On November 20, accused Xpeng of stealing software from Tesla and Apple. Xpeng said that was bullying behavior, and the company’s CEO, He Xiaoping, added that Xpeng would beat Tesla with its driving assistance solution. Ghangzhi Cao, a former Tesla engineer, was the cause of the accusations, but he and Tesla just settled the lawsuit that said he stole Autopilot’s source code to give it to XMotors, Xpeng’s American branch.

Cao admitted to his lawyers that he downloaded the source code but denied he ever shared it with anyone. He also said he never accessed any Tesla data after leaving the company. He joined XMotors in January 2019 and no longer works for the Chinese company.


The settlement terms were not disclosed. However, they seem to involve a monetary payment from Cao to Tesla. Reuters asked Tesla for comments but received none.
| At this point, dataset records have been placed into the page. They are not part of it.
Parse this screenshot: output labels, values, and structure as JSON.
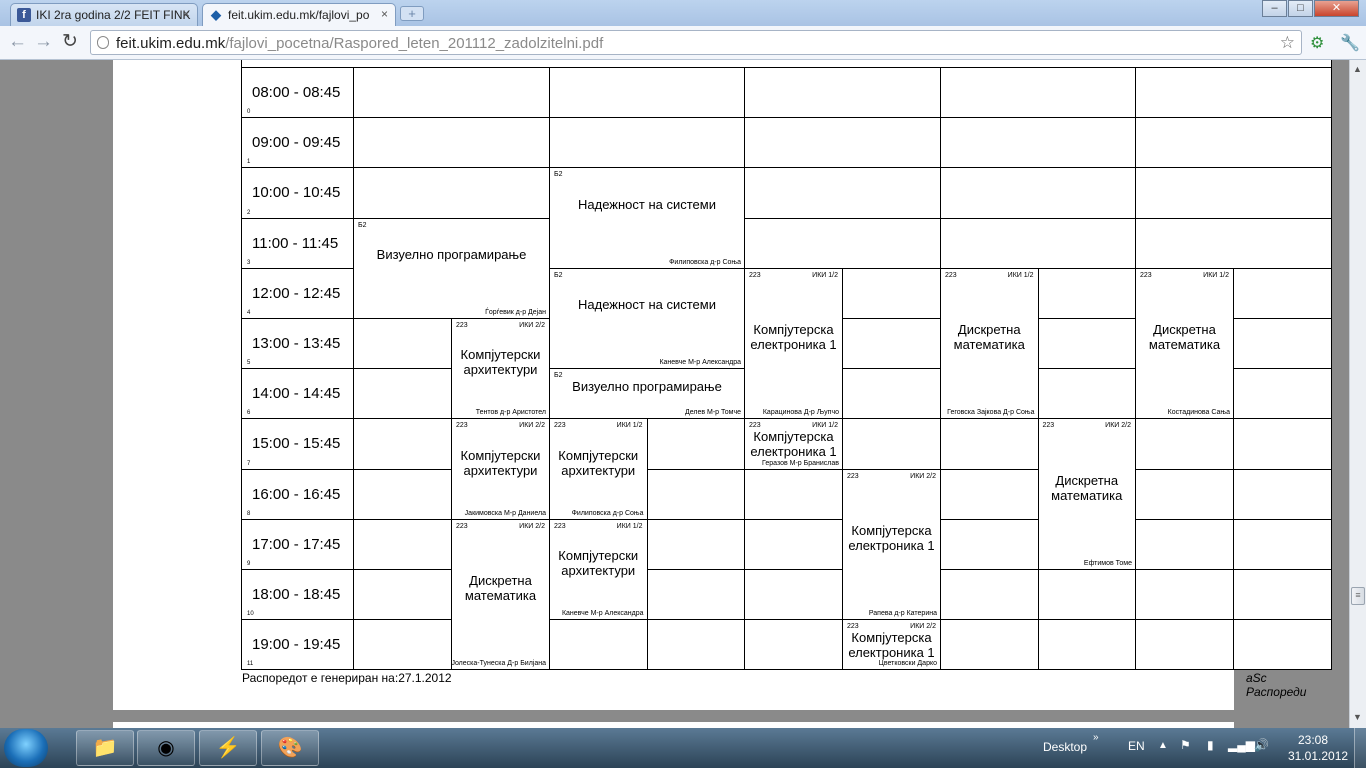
{
  "browser": {
    "tabs": [
      {
        "label": "IKI 2ra godina 2/2 FEIT FINK",
        "icon": "facebook-icon",
        "active": false
      },
      {
        "label": "feit.ukim.edu.mk/fajlovi_po",
        "icon": "feit-diamond-icon",
        "active": true
      }
    ],
    "new_tab_label": "+",
    "close_symbol": "×",
    "window_controls": {
      "minimize": "–",
      "maximize": "□",
      "close": "✕"
    },
    "url_host": "feit.ukim.edu.mk",
    "url_path": "/fajlovi_pocetna/Raspored_leten_201112_zadolzitelni.pdf"
  },
  "timetable": {
    "rows": [
      {
        "time": "08:00 - 08:45",
        "index": "0"
      },
      {
        "time": "09:00 - 09:45",
        "index": "1"
      },
      {
        "time": "10:00 - 10:45",
        "index": "2"
      },
      {
        "time": "11:00 - 11:45",
        "index": "3"
      },
      {
        "time": "12:00 - 12:45",
        "index": "4"
      },
      {
        "time": "13:00 - 13:45",
        "index": "5"
      },
      {
        "time": "14:00 - 14:45",
        "index": "6"
      },
      {
        "time": "15:00 - 15:45",
        "index": "7"
      },
      {
        "time": "16:00 - 16:45",
        "index": "8"
      },
      {
        "time": "17:00 - 17:45",
        "index": "9"
      },
      {
        "time": "18:00 - 18:45",
        "index": "10"
      },
      {
        "time": "19:00 - 19:45",
        "index": "11"
      }
    ],
    "lectures": [
      {
        "room": "Б2",
        "group": "",
        "title": "Визуелно програмирање",
        "teacher": "Ѓорѓевик д-р Дејан"
      },
      {
        "room": "Б2",
        "group": "",
        "title": "Надежност на системи",
        "teacher": "Филиповска д-р Соња"
      },
      {
        "room": "Б2",
        "group": "",
        "title": "Надежност на системи",
        "teacher": "Каневче М-р Александра"
      },
      {
        "room": "Б2",
        "group": "",
        "title": "Визуелно програмирање",
        "teacher": "Делев М-р Томче"
      },
      {
        "room": "223",
        "group": "ИКИ 2/2",
        "title": "Компјутерски архитектури",
        "teacher": "Тентов д-р Аристотел"
      },
      {
        "room": "223",
        "group": "ИКИ 2/2",
        "title": "Компјутерски архитектури",
        "teacher": "Јакимовска М-р Даниела"
      },
      {
        "room": "223",
        "group": "ИКИ 2/2",
        "title": "Дискретна математика",
        "teacher": "Јолеска-Тунеска Д-р Билјана"
      },
      {
        "room": "223",
        "group": "ИКИ 1/2",
        "title": "Компјутерски архитектури",
        "teacher": "Филиповска д-р Соња"
      },
      {
        "room": "223",
        "group": "ИКИ 1/2",
        "title": "Компјутерски архитектури",
        "teacher": "Каневче М-р Александра"
      },
      {
        "room": "223",
        "group": "ИКИ 1/2",
        "title": "Компјутерска електроника 1",
        "teacher": "Карациновa Д-р Љупчо"
      },
      {
        "room": "223",
        "group": "ИКИ 1/2",
        "title": "Компјутерска електроника 1",
        "teacher": "Геразов М-р Бранислав"
      },
      {
        "room": "223",
        "group": "ИКИ 2/2",
        "title": "Компјутерска електроника 1",
        "teacher": "Рапева д-р Катерина"
      },
      {
        "room": "223",
        "group": "ИКИ 2/2",
        "title": "Компјутерска електроника 1",
        "teacher": "Цветковски Дарко"
      },
      {
        "room": "223",
        "group": "ИКИ 1/2",
        "title": "Дискретна математика",
        "teacher": "Геговска Зајкова Д-р Соња"
      },
      {
        "room": "223",
        "group": "ИКИ 2/2",
        "title": "Дискретна математика",
        "teacher": "Ефтимов Томе"
      },
      {
        "room": "223",
        "group": "ИКИ 1/2",
        "title": "Дискретна математика",
        "teacher": "Костадинова Сања"
      }
    ],
    "footer_left": "Распоредот е генериран на:27.1.2012",
    "footer_right": "aSc Распореди"
  },
  "taskbar": {
    "desktop_label": "Desktop",
    "desktop_chevron": "»",
    "language": "EN",
    "time": "23:08",
    "date": "31.01.2012"
  }
}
XMotors was not involved with the lawsuit. On November 23, 2020, it released this statement: 

“1. Neither Xpeng nor our subsidiary, XMotors, is a party to the case (i.e. Tesla’s civil litigation is against a former employee of XMotors).
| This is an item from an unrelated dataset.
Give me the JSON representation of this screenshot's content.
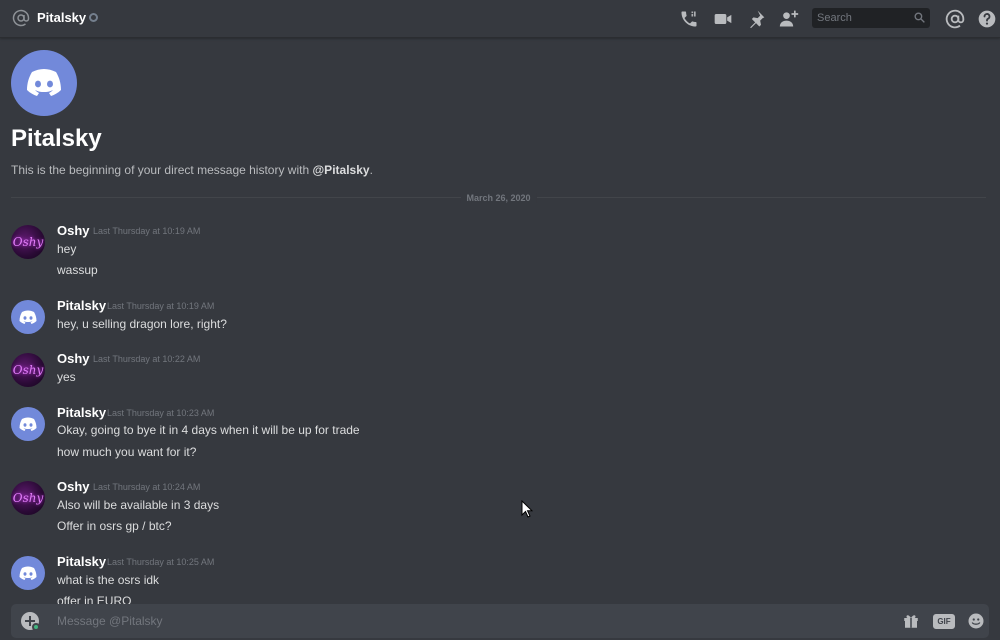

2. The court has made no findings suggesting that XMotors engaged in any wrongdoing. After 20 months of litigation, Tesla has failed to produce any credible evidence that:

-       XMotors ever knew about any source code downloads;

-       XMotors ever encouraged or solicited Cao for such downloads;

-       XMotors ever hired or induced Cao to obtain such information;

-       XMotors ever came into possession of or used any Tesla information from Cao;

-       XMotors ever benefited from such information.

3. XMotors has fully cooperated with Tesla for the past year, including voluntarily providing a large amount of confidential information in the discovery process.”

After the lawsuit ended with the settlement, XMotors told Reuters “it respected intellectual property rights and relied on its in-house developed proprietary R&D and intellectual property.”